Je suis fermement convaincue que la conscience de la présence d’une lecture future par une personne extérieure a perturbé la rédaction des différents textes descriptifs qui composent le livre Présentez-vous. Même si j’ai garanti le respect absolu de l’anonymat dès le départ, il subsiste toujours cette incertitude, ce on-ne-sait-jamais, cette petite voix de ce petit démon qui se pose sur votre épaule au moment de l’écriture entre soi, soi-même et autrui ; c’est-à-dire moi, cette personne que vous ne connaissez pas et qui publie un appel à participation sur Internet, ce dernier qui arrive par hasard dans votre fil d’actualité Facebook, Instagram ou Twitter. Je suis moi-même cette inconnue qui vous menace de lectures futures, qui murmure à votre oreille : écris bien, écris mieux, fais-toi lire mais surtout, surtout : n’en dis pas trop.
Le livre-accordéon Présentez-vous est un assemblage, une collection de récits intimes, d’objets fétiches, de symboles et d’identités. Nos objets sont fétiches car nous ne pouvons pas nous en séparer ; ils font partie intégrante de nous-mêmes. Mon questionnaire, partagé en ligne, a suscité une participation importante sur une courte période, ce qui prouve, je crois, qu’il existe aujourd’hui un besoin de se présenter à l’autre, de se confier à l’autre, et d’exister au sen d’une communauté. Le dispositif artistique adopté est un mélange d’émotions profondes plus ou moins maîtrisées par des auteurices anonymes en plein contrôle, projetées dans l’œuvre à travers une méthode rigoureuse et une forme plastique sobre, impersonnelle et… pudique.
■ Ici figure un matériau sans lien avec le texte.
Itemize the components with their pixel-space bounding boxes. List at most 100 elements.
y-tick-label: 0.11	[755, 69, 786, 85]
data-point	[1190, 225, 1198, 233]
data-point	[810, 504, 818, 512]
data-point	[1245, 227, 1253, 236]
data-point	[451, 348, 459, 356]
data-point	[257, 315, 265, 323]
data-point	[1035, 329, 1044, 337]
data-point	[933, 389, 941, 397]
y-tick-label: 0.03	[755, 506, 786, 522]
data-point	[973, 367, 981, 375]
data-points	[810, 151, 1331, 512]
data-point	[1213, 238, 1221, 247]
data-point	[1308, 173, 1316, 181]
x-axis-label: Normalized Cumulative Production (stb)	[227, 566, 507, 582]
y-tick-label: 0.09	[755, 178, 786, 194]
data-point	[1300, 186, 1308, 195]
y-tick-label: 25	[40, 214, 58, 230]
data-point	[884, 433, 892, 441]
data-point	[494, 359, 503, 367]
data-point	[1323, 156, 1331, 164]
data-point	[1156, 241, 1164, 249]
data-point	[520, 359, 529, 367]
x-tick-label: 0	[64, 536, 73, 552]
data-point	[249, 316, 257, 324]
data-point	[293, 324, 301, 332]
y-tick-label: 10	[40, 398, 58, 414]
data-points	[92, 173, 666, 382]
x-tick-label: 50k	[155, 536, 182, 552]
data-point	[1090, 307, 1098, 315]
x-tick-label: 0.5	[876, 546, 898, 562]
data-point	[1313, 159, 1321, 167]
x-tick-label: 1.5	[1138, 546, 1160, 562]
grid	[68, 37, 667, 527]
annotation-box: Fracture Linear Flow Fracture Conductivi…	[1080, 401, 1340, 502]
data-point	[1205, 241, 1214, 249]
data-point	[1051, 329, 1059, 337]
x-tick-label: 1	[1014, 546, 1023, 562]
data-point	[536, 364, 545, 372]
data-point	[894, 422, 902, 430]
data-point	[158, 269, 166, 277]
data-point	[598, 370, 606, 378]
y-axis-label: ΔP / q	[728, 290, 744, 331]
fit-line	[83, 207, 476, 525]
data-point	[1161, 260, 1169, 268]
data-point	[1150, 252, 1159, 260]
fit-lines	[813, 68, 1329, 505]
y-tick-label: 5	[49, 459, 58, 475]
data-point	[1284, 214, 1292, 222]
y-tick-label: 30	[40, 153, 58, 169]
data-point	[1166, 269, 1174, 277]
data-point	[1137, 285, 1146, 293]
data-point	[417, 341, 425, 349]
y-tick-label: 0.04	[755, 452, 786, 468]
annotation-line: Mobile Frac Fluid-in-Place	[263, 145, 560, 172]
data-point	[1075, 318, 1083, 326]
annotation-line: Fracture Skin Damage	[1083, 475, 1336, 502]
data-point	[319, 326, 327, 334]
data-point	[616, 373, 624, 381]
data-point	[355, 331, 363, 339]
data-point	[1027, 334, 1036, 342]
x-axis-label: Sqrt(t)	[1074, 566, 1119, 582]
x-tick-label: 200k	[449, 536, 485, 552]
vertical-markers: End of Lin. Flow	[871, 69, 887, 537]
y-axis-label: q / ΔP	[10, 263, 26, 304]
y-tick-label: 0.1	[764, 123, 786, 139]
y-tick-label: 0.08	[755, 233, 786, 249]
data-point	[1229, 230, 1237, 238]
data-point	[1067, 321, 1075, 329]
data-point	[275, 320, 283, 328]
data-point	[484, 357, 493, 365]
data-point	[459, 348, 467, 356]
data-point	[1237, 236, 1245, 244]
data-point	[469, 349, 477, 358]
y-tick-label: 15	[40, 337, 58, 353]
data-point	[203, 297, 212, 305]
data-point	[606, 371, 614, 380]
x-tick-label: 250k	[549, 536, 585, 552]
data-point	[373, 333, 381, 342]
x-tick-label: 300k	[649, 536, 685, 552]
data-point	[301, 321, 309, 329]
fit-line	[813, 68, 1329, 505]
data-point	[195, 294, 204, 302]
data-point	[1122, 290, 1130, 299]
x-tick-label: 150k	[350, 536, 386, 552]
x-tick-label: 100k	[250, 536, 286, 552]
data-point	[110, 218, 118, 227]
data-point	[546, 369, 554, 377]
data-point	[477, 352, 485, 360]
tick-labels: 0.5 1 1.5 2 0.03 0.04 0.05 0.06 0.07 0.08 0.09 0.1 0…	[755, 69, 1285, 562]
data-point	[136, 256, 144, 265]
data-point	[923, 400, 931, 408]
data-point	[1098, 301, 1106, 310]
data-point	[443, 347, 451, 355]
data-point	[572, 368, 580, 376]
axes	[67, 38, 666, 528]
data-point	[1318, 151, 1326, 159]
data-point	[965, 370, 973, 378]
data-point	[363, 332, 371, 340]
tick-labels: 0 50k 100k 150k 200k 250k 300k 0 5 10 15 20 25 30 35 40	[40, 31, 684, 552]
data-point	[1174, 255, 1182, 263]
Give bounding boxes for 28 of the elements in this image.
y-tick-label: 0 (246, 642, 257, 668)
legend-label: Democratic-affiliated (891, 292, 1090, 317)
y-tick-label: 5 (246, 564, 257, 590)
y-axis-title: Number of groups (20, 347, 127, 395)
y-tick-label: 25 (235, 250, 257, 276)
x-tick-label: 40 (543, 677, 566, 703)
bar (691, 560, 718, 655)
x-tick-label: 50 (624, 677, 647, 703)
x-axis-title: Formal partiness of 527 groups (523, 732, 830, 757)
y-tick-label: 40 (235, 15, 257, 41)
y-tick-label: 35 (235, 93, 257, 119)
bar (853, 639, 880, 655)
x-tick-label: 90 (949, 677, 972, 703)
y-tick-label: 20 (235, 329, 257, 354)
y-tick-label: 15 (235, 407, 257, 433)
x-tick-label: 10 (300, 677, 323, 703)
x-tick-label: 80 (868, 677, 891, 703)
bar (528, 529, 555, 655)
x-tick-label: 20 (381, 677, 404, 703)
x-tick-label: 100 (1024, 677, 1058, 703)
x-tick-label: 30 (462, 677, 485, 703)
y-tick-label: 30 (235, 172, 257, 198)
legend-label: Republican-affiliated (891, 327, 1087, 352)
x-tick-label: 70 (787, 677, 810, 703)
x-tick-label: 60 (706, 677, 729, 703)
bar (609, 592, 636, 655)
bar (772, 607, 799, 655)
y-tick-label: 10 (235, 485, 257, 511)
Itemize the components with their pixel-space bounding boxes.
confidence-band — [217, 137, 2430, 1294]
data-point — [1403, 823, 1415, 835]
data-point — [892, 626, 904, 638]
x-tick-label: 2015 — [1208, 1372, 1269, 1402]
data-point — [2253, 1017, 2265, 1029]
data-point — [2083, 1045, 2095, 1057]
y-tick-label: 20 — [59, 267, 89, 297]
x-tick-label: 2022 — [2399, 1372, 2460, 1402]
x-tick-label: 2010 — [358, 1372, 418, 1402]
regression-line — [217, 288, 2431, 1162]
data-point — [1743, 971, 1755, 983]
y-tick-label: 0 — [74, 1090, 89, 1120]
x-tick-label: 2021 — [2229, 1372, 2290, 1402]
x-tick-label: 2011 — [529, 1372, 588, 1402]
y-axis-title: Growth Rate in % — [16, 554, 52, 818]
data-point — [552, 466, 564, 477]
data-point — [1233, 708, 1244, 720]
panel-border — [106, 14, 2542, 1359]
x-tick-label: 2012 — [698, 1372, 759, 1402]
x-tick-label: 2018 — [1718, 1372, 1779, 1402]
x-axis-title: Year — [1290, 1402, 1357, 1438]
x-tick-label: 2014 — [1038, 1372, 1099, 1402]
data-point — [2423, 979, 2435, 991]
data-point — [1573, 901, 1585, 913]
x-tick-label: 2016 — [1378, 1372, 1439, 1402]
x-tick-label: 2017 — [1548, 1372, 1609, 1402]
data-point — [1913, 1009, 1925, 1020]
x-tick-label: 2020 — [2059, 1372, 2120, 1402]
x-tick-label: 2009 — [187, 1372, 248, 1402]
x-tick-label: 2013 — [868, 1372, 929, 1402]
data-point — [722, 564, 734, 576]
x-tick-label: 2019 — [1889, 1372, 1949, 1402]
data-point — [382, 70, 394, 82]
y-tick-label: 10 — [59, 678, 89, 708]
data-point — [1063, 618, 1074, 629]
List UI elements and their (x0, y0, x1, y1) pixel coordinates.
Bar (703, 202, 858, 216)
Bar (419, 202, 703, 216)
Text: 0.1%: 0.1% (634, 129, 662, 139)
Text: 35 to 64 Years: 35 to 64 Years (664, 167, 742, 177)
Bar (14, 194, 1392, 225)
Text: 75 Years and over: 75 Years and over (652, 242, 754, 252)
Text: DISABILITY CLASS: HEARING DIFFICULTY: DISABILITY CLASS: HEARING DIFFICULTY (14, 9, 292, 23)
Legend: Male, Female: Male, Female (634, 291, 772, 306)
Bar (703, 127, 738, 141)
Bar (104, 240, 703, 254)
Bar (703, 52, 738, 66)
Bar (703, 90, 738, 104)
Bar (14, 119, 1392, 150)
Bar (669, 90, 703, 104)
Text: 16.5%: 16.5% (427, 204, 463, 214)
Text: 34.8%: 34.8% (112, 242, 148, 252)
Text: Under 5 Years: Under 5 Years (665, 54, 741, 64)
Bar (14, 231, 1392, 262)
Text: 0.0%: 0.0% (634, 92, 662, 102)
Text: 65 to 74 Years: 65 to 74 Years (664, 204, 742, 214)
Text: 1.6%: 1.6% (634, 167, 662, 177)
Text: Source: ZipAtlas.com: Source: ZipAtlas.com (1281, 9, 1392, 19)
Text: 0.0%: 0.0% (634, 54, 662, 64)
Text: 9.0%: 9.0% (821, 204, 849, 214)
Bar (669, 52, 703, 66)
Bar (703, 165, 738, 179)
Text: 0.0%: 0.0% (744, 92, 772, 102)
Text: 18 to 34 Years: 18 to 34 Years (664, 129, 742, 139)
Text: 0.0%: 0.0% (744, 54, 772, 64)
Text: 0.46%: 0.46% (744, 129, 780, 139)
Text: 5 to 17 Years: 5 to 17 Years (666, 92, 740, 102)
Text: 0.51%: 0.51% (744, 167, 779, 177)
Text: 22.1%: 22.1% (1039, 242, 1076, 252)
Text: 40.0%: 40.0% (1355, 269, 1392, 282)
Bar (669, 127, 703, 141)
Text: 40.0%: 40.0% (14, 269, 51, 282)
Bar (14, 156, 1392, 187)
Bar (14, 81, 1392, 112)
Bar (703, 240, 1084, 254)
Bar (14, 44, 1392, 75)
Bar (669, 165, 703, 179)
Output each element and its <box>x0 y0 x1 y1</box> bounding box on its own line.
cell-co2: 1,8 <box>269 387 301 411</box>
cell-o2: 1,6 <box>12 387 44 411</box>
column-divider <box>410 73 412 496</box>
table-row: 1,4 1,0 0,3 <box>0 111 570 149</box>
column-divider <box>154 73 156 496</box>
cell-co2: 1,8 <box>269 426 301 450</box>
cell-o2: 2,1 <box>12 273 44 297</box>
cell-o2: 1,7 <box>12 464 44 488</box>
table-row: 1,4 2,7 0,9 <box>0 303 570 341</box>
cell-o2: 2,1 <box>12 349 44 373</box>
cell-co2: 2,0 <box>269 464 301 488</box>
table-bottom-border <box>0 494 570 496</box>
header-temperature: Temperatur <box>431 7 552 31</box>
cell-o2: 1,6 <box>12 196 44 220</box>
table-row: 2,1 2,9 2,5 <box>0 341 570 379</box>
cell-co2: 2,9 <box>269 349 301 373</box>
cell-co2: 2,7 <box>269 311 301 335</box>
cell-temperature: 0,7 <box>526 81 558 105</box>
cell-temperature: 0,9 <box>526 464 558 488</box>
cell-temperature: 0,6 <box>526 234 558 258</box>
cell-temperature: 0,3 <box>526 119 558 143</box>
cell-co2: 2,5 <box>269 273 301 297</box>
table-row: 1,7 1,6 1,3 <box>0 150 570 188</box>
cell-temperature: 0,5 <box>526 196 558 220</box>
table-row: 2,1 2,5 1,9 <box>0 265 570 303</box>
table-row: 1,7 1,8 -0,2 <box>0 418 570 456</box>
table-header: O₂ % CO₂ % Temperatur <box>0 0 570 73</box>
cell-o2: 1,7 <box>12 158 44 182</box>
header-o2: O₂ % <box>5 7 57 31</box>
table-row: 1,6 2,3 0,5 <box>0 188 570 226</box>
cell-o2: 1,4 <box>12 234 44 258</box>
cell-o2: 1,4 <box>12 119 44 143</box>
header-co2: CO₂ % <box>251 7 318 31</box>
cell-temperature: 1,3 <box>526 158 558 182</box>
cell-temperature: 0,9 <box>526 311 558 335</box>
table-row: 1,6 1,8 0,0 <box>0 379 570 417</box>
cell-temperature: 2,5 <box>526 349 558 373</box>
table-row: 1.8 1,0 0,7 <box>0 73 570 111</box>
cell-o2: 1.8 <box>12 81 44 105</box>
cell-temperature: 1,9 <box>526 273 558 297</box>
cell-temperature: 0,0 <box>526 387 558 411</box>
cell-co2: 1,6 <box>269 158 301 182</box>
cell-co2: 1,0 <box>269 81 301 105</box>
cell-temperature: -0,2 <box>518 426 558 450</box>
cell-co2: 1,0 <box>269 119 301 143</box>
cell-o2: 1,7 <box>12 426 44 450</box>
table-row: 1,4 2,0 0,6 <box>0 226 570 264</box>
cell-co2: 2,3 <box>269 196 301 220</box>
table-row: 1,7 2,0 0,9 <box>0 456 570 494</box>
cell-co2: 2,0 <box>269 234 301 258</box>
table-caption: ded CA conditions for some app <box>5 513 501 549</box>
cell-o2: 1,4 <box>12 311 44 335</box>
L’œuvre Présentez-vous insiste sur la temporalité du souvenir. J’ai contribué à figer dans le temps des moments intimes rédigés à la va-vite sur un ordinateur ou un téléphone portable. Les objets qui composent l’œuvre se forment en réseau et s’entrelacent, chacun répondant à l’autre. L’écriture de soi requise par la participation à ce livre dépend du degré de dévoilement choisi par l’auteurice et l’auteurice uniquement. Il y a une forme de pudeur dans l’exposition de soi. Peut-être que les réponses collectées à la suite de ce questionnaire témoignent de l’évolution des relations sociales selon le contexte de l’année 2020. C’est même évident maintenant que je l’exprime par écrit. Je suggère également la possibilité que cette œuvre mette en scène un groupe d’individus présentant leur façon d’agir en société en fonction de leur forme d’écriture de soi individuelle. Ou peut-être un raccourci de penser qu’il est plus facile de reconnaître une personne renfermée qu’une personne qui se montre aisément en groupe. Je ne suis pas du tout certaine de cette idée. Au moment où je tape cette phrase sur le clavier de mon ordinateur, le compteur de statistiques indique : 4 237 mots. Autant de mots que je serais incapable de confier à un(e) inconnu(e) dans la vie réelle. Par écrit, pourtant, je sais me montrer bien différente de ma présence orale et physique, et les confidences jaillissent de moi à la vitesse des chutes du Niagara. À vous de voir ce que vous en pensez ; quant à moi, je laisse cette idée ici et je n’en ferai rien de plus.